Suddenly the train slowed down and stopped. The lights went off. It was still and dark even though it was daytime. There was a different color coming through the windows. Unlike natural sunlight, it was white, filtered, and cast a bluish tinge. Squinching my face against the window, I could see the blue sky up at the top.
"We're in a snow tunnel!" I exclaimed. This was way too exciting to be in coach.
"I'll be right back," I promised.
I saw a conductor when I started between cars. He said a brake line ruptured. They had to shut down the electrical system. He told me not to open any windows or doors and not to use the bathrooms because the toilets need electrical power to operate.
"Okay, I'll let my friends know," I replied. I didn't recognize anyone in observation so I dropped down to the card game. The cafe was closed, which was a good thing because it was pretty chaotic down there. Earl and David were having a snow fight with others at the end. Most of the cafe car's windows were slid open. The curious thing about these snow tunnels is how close the snow bank is, probably ten inches away from the open window. It was incredible; a person simply pushed his or her hand out the window to scoop a handful of snow.
When Earl realized we were stuck close to Donner Pass he hollered out for everyone to be careful, we could be eaten.
But he wasn't done.
"I have to pee," he remembered, walking towards the stairs.
"It's off limits; the conductor told me the toilets don't work."
"Oh, I'll pee out the window," he decided, but lucky for us, we were spared the scene because the lights came back on, and the train lurched forward, arriving in Reno late afternoon.
The men gathered their belongings and stumbled off the train. The women gathered up children and other stuff the men left behind. We walked the three blocks to the cheap motel Barb reserved for us. It was single level in the form of a U-shape with the parking lot in the center. I went into the office for a key, came out, opened the door, and let my family into one of seediest places I have ever seen. Made in the 1960's it hadn't changed since, and it stunk of cigarette smoke. Mary told me not to let the kids sit on the carpet. The room was cold, I went over to turn on the wall heater, and it sounded like a jet engine revving up for flight. Because of the party train I had no problem lying down and falling to sleep. Mary was uncomfortable and fitful throughout the night.
Somehow we survived, spending a long time at breakfast before bringing the kids back to the room.
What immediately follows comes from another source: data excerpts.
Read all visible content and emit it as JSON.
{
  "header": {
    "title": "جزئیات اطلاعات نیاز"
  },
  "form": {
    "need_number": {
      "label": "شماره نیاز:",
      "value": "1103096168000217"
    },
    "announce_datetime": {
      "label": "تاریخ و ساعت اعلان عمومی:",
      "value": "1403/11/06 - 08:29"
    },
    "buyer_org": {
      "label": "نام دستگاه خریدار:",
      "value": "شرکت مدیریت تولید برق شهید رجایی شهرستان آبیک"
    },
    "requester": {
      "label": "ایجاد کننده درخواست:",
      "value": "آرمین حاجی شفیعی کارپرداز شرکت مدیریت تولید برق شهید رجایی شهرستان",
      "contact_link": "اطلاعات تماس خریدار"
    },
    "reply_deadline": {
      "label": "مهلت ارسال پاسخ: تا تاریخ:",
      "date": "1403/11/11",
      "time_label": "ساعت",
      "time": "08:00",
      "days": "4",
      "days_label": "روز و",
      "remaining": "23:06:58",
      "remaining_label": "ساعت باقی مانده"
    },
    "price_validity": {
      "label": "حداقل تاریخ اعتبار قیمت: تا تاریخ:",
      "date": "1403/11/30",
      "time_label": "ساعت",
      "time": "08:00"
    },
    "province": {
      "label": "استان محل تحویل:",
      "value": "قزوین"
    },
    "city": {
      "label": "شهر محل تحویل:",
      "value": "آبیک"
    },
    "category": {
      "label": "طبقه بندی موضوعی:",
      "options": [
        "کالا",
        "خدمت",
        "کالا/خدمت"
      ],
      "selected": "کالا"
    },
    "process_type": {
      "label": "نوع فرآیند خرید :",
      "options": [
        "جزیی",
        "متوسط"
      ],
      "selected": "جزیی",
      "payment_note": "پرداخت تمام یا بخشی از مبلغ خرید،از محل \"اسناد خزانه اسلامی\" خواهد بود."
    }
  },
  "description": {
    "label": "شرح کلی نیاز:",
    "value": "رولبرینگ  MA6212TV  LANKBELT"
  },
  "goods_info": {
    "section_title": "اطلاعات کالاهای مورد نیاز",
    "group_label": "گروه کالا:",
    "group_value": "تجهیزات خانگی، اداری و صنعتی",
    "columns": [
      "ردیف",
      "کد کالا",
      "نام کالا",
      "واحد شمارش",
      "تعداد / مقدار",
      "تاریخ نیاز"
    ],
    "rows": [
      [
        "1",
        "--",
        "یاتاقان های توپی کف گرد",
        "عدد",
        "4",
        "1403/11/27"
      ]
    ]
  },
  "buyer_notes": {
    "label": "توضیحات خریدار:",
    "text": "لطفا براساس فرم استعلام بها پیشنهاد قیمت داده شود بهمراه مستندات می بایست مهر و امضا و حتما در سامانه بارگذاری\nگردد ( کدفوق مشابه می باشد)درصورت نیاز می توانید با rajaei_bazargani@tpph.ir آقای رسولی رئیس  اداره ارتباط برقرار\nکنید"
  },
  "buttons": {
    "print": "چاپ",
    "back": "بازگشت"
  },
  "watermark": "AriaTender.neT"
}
Repeating the train ride babysitting ritual, Mary read a book and watched the kids while I wandered Reno with my friends. The party doubled to eight when the carload made it through when Highway 80 reopened.
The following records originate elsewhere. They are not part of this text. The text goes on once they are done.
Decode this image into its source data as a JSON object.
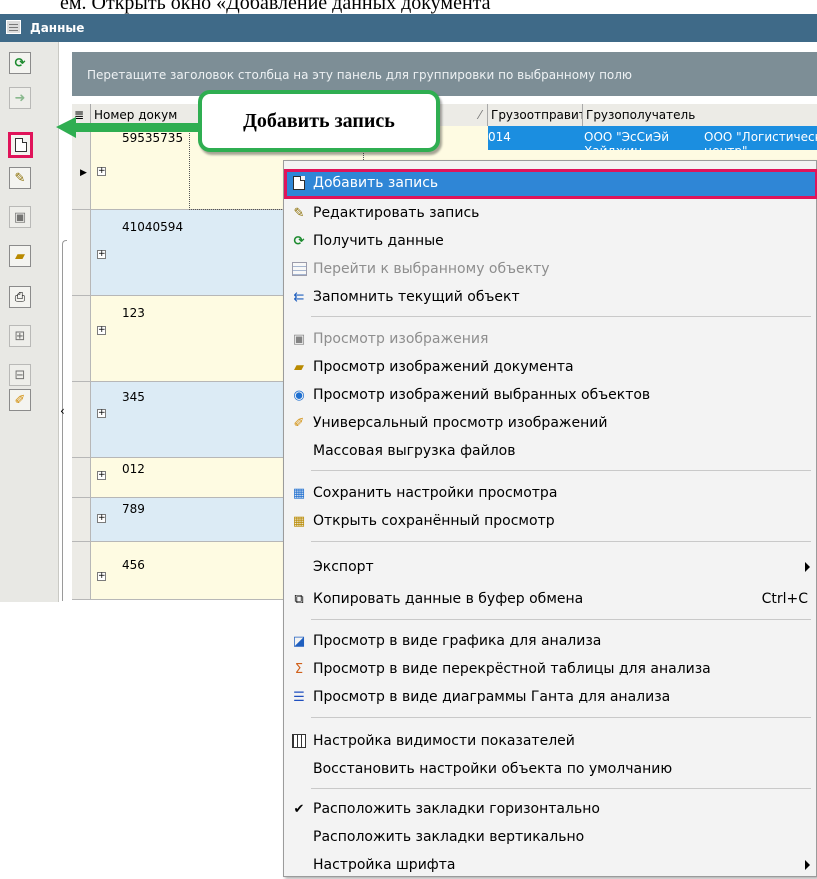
{
  "doc_heading": "ём. Открыть окно «Добавление данных документа",
  "window": {
    "title": "Данные"
  },
  "toolbar": {
    "buttons": [
      {
        "icon": "refresh-icon"
      },
      {
        "icon": "goto-icon"
      },
      {
        "icon": "add-record-icon"
      },
      {
        "icon": "edit-record-icon"
      },
      {
        "icon": "view-image-icon"
      },
      {
        "icon": "view-doc-images-icon"
      },
      {
        "icon": "print-icon"
      },
      {
        "icon": "expand-icon"
      },
      {
        "icon": "collapse-icon"
      },
      {
        "icon": "universal-view-icon"
      }
    ]
  },
  "grid": {
    "group_panel_hint": "Перетащите заголовок столбца на эту панель для группировки по выбранному полю",
    "columns": [
      "Номер докум",
      "Грузоотправите",
      "Грузополучатель"
    ],
    "rows": [
      {
        "number": "59535735",
        "date": "014",
        "shipper": "ООО \"ЭсСиЭй",
        "shipper2": "Хайджин",
        "consignee": "ООО \"Логистический",
        "consignee2": "центр\""
      },
      {
        "number": "41040594"
      },
      {
        "number": "123"
      },
      {
        "number": "345"
      },
      {
        "number": "012"
      },
      {
        "number": "789"
      },
      {
        "number": "456"
      }
    ]
  },
  "callout": {
    "text": "Добавить запись"
  },
  "menu": {
    "items": [
      {
        "label": "Добавить запись",
        "icon": "add-record-icon"
      },
      {
        "label": "Редактировать запись",
        "icon": "edit-record-icon"
      },
      {
        "label": "Получить данные",
        "icon": "refresh-icon"
      },
      {
        "label": "Перейти к выбранному объекту",
        "icon": "grid-icon"
      },
      {
        "label": "Запомнить текущий объект",
        "icon": "remember-icon"
      },
      {
        "label": "Просмотр изображения",
        "icon": "view-image-icon"
      },
      {
        "label": "Просмотр изображений документа",
        "icon": "folder-image-icon"
      },
      {
        "label": "Просмотр изображений выбранных объектов",
        "icon": "eye-icon"
      },
      {
        "label": "Универсальный просмотр изображений",
        "icon": "universal-view-icon"
      },
      {
        "label": "Массовая выгрузка файлов",
        "icon": ""
      },
      {
        "label": "Сохранить настройки просмотра",
        "icon": "save-view-icon"
      },
      {
        "label": "Открыть сохранённый просмотр",
        "icon": "open-view-icon"
      },
      {
        "label": "Экспорт",
        "icon": ""
      },
      {
        "label": "Копировать данные в буфер обмена",
        "icon": "copy-icon",
        "shortcut": "Ctrl+C"
      },
      {
        "label": "Просмотр в виде графика для анализа",
        "icon": "chart-icon"
      },
      {
        "label": "Просмотр в виде перекрёстной таблицы для анализа",
        "icon": "pivot-icon"
      },
      {
        "label": "Просмотр в виде диаграммы Ганта для анализа",
        "icon": "gantt-icon"
      },
      {
        "label": "Настройка видимости показателей",
        "icon": "columns-icon"
      },
      {
        "label": "Восстановить настройки объекта по умолчанию",
        "icon": ""
      },
      {
        "label": "Расположить закладки горизонтально",
        "icon": "check-icon"
      },
      {
        "label": "Расположить закладки вертикально",
        "icon": ""
      },
      {
        "label": "Настройка шрифта",
        "icon": ""
      }
    ]
  },
  "colors": {
    "title_bar": "#3f6a88",
    "group_panel": "#7d8e96",
    "selection": "#1b8ee0",
    "menu_highlight": "#2f86d6",
    "highlight_border": "#e0145a",
    "callout_border": "#2fae51"
  }
}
The wedding went just as Barb planned, her pleasant inebriated smile apparent in the pictures and video. It was a good day for her.
Determined to do it right, she ordered a limo to the motel to pick her up after she dressed in her gown. The rest of the party, including Mary, myself, and the kids walked four blocks to the chapel.
Just like in my wedding there was some misunderstanding about who the best man was. Uncle Dale was supposed to have the title, but for some reason Richard jumped in to take his place. I had no clue about that. Mary sang a pretty song I hadn't heard; Torn Between Two Lovers was inappropriate right then. The vows were spoken aloud, the rings were exchanged, and Barb's wedding was over. My kids became bored, so Mary took them to the motel as soon as she was done singing. The men in the party went straight back to the casinos.
Now only three people were left, Earl, Barb, and myself. Barb invited me into the limo. I looked at Earl, and he didn't give a shit. The three of us drove around a while in downtown Reno. Barb and Earl were enjoying their first days of matrimony together while Mary and I were growing further apart.